Enhancing Mitochondrial Calcium Buffering Capacity Reduces Aggregation of Misfolded SOD1 and Motor Neuron Cell Death without Extending Survival in Mouse Models of Inherited Amyotrophic Lateral Sclerosis

• Published in: The Journal of neuroscience Vol. 33; no. 11; pp. 4657 - 4671
• Main Authors: Parone, Philippe A., Da Cruz, Sandrine, Han, Joo Seok, McAlonis-Downes, Melissa, Vetto, Anne P., Lee, Sandra K., Tseng, Eva, Cleveland, Don W.
• Format: Journal Article
• Language: English
• Published: United States Society for Neuroscience 13.03.2013
• Subjects: Adenosine Triphosphate - metabolism; Amyotrophic Lateral Sclerosis - genetics; Amyotrophic Lateral Sclerosis - mortality; Amyotrophic Lateral Sclerosis - pathology; Animals; Antibodies - pharmacology; Axons - pathology; Calcium - metabolism; Calcium-Binding Proteins - metabolism; Cell Death - genetics; Chromatography, Gel; Cyclophilins - deficiency; Disease Models, Animal; Glial Fibrillary Acidic Protein - metabolism; Hand Strength - physiology; Humans; Immunoprecipitation; In Vitro Techniques; Mice; Mice, Inbred C57BL; Mice, Transgenic; Microfilament Proteins - metabolism; Microscopy, Electron, Transmission; Mitochondria - genetics; Mitochondria - metabolism; Mitochondria - pathology; Motor Neurons - pathology; Motor Neurons - ultrastructure; Mutation - genetics; Neuromuscular Junction - pathology; Peptidyl-Prolyl Isomerase F; Superoxide Dismutase - genetics; Superoxide Dismutase - immunology; Superoxide Dismutase - metabolism; Superoxide Dismutase-1
• ISSN: 0270-6474; 1529-2401; 1529-2401
• DOI: 10.1523/JNEUROSCI.1119-12.2013

Mitochondria have been proposed as targets for toxicity in amyotrophic lateral sclerosis (ALS), a progressive, fatal adult-onset neurodegenerative disorder characterized by the selective loss of motor neurons.
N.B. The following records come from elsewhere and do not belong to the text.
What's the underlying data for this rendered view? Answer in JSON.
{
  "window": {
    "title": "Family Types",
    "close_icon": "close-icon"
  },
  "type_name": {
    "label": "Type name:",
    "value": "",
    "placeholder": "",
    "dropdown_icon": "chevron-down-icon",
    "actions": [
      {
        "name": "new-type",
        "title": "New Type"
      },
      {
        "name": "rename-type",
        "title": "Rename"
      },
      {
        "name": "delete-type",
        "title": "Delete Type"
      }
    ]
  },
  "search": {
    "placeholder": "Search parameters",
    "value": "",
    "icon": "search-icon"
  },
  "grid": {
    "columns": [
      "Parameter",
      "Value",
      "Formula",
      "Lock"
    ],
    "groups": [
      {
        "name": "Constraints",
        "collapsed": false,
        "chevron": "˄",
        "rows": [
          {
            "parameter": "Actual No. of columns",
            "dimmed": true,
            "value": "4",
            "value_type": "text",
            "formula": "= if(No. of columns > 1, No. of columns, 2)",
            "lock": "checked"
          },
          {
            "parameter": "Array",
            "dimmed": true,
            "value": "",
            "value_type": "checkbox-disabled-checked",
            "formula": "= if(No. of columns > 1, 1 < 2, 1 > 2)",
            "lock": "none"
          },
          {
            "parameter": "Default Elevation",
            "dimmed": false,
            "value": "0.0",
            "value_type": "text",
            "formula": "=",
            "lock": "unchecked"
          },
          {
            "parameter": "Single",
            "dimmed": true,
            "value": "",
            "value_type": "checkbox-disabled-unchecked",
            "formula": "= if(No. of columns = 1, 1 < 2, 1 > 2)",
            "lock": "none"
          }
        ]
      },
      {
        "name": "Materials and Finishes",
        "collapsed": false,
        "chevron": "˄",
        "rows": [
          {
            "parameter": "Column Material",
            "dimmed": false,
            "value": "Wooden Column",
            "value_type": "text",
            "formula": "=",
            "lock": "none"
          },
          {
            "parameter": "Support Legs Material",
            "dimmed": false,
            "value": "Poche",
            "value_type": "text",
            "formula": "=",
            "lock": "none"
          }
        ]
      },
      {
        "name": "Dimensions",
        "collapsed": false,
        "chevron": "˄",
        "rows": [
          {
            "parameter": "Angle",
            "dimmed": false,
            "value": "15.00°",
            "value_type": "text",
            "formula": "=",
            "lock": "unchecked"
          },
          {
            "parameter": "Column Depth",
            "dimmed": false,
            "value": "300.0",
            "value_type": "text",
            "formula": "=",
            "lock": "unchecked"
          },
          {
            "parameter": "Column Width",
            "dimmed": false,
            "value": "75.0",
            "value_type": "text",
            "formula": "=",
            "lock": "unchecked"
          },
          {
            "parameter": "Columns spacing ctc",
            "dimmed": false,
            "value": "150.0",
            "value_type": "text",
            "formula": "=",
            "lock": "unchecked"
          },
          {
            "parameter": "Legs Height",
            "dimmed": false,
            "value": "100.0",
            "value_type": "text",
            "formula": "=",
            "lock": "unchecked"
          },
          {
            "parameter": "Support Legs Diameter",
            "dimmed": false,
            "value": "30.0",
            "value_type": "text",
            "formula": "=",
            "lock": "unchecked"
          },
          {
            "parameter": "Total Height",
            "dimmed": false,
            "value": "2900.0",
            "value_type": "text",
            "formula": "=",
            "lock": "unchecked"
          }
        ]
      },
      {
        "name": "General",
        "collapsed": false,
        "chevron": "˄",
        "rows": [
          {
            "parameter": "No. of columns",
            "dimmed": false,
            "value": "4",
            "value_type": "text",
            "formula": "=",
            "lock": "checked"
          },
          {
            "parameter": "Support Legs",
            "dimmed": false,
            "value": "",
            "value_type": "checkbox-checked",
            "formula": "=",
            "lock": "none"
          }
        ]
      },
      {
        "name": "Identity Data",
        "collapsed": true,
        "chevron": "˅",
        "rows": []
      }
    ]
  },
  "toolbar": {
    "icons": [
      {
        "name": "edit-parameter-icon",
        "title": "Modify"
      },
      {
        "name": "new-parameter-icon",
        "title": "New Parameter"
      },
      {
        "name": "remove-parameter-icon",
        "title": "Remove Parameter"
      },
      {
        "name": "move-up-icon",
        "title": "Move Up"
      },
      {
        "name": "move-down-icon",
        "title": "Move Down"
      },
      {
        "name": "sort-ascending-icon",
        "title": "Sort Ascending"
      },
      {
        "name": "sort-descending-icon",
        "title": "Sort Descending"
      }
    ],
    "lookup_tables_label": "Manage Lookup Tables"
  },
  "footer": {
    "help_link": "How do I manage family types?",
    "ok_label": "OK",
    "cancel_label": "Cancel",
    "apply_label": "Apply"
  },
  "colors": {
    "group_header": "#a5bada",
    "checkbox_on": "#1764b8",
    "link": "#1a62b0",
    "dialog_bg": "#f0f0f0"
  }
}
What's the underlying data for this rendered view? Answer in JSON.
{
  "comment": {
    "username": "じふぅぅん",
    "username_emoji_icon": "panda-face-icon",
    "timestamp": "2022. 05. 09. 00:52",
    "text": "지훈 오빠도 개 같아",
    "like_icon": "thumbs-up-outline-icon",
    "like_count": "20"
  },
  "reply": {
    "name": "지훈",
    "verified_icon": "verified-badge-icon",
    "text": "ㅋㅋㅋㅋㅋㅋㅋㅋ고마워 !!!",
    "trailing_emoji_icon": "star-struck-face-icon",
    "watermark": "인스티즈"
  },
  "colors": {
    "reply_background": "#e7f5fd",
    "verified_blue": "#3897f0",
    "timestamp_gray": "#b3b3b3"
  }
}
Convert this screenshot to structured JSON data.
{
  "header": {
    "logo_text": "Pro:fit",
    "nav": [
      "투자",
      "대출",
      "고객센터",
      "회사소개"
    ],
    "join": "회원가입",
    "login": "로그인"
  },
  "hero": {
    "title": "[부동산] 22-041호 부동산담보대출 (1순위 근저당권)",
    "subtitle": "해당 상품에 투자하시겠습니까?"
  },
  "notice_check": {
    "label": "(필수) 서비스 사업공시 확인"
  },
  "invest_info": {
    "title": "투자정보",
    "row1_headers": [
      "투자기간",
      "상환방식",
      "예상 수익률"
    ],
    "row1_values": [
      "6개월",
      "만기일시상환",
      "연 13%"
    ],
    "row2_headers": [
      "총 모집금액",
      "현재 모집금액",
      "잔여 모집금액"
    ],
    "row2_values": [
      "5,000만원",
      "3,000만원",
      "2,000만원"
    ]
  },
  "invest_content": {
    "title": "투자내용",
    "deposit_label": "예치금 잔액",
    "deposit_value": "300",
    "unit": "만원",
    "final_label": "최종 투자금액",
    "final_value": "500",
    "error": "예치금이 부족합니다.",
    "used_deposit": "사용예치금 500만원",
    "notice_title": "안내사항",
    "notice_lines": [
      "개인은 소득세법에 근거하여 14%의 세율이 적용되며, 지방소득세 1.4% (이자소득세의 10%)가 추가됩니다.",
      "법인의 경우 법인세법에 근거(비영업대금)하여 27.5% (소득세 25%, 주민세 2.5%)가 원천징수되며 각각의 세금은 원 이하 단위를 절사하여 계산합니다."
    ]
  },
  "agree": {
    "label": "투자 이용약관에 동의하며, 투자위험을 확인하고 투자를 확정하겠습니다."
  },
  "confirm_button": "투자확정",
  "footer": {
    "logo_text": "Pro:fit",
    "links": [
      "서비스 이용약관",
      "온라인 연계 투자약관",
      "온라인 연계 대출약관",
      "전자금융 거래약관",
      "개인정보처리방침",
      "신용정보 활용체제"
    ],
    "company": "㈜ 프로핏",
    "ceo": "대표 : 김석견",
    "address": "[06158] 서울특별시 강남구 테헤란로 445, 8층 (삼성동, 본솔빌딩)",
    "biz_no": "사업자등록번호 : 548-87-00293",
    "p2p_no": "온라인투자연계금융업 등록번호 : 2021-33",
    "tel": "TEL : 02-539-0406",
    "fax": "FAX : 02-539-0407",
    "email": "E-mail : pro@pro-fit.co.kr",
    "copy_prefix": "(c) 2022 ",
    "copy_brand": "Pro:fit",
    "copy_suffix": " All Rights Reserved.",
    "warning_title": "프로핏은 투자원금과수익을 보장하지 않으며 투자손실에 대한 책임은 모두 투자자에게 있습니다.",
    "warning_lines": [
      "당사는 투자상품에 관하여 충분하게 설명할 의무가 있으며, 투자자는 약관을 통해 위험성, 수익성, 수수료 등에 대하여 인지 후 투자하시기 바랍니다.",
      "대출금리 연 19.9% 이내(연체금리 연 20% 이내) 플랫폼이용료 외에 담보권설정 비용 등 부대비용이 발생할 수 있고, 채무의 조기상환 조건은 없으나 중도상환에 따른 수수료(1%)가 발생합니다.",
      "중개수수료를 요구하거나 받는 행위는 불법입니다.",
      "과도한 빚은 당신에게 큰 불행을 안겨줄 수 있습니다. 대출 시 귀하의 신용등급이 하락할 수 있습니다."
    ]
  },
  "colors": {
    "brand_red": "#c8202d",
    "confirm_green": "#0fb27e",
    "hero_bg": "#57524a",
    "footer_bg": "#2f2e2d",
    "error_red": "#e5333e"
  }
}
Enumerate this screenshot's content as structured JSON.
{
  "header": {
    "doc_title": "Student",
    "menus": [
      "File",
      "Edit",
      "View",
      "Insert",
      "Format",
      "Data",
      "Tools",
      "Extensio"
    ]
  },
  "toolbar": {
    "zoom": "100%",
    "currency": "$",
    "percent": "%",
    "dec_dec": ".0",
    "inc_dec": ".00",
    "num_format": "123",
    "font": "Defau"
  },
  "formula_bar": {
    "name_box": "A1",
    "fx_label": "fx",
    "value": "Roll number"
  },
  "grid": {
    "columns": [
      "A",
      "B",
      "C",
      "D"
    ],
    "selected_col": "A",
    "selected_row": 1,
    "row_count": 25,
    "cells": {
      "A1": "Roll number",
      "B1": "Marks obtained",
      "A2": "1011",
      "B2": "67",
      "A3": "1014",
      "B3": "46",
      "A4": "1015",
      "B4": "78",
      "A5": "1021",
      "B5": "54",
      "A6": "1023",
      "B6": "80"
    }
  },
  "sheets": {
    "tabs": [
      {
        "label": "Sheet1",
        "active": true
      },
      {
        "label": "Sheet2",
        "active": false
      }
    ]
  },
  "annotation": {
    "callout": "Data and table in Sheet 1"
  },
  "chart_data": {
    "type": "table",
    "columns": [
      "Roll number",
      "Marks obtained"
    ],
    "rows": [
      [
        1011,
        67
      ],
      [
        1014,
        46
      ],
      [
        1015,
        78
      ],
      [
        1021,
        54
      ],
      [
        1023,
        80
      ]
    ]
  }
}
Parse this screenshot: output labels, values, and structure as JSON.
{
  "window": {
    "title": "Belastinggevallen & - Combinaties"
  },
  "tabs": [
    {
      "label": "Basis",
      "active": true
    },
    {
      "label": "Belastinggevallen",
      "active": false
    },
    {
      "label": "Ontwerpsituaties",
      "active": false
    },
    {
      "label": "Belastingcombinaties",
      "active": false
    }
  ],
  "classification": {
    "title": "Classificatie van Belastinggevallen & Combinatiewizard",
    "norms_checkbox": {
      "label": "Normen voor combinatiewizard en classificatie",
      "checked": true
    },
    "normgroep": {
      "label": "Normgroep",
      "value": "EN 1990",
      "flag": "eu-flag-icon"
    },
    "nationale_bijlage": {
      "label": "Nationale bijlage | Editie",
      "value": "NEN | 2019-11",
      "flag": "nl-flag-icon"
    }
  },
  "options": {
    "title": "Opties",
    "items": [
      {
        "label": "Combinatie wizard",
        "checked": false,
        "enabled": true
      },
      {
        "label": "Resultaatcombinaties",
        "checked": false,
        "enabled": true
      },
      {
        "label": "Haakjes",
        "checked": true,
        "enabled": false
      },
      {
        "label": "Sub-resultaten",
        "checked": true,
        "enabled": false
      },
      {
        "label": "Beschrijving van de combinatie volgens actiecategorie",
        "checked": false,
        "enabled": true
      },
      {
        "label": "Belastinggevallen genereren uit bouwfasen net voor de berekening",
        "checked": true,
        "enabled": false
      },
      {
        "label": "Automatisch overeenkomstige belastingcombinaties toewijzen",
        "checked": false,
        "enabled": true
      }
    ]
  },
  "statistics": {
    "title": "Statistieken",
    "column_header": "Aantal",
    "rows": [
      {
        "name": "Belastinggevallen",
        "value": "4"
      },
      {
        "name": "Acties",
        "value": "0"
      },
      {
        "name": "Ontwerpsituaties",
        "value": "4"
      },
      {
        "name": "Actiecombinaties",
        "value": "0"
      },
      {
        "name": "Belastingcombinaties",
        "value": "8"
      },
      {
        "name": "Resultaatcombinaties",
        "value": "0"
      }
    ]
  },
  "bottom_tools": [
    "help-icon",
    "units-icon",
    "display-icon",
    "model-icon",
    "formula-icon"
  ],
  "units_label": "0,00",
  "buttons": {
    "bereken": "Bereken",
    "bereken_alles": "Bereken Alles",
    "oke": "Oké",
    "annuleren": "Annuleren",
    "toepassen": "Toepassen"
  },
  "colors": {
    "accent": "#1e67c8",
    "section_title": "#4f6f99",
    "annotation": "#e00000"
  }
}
A decrease in the capacity of spinal cord mitochondria to buffer calcium (Ca 2+ ) has been observed in mice expressing ALS-linked mutants of SOD1 that develop motor neuron disease with many of the key pathological hallmarks seen in ALS patients. In mice expressing three different ALS-causing SOD1 mutants, we now test the contribution of the loss of mitochondrial Ca 2+ -buffering capacity to disease mechanism(s) by eliminating ubiquitous expression of cyclophilin D, a critical regulator of Ca 2+ -mediated opening of the mitochondrial permeability transition pore that determines mitochondrial Ca 2+ content. A chronic increase in mitochondrial buffering of Ca 2+ in the absence of cyclophilin D was maintained throughout disease course and was associated with improved mitochondrial ATP synthesis, reduced mitochondrial swelling, and retention of normal morphology. This was accompanied by an attenuation of glial activation, reduction in levels of misfolded SOD1 aggregates in the spinal cord, and a significant suppression of motor neuron death throughout disease. Despite this, muscle denervation, motor axon degeneration, and disease progression and survival were unaffected, thereby eliminating mutant SOD1-mediated loss of mitochondrial Ca 2+ buffering capacity, altered mitochondrial morphology, motor neuron death, and misfolded SOD1 aggregates, as primary contributors to disease mechanism for fatal paralysis in these models of familial ALS.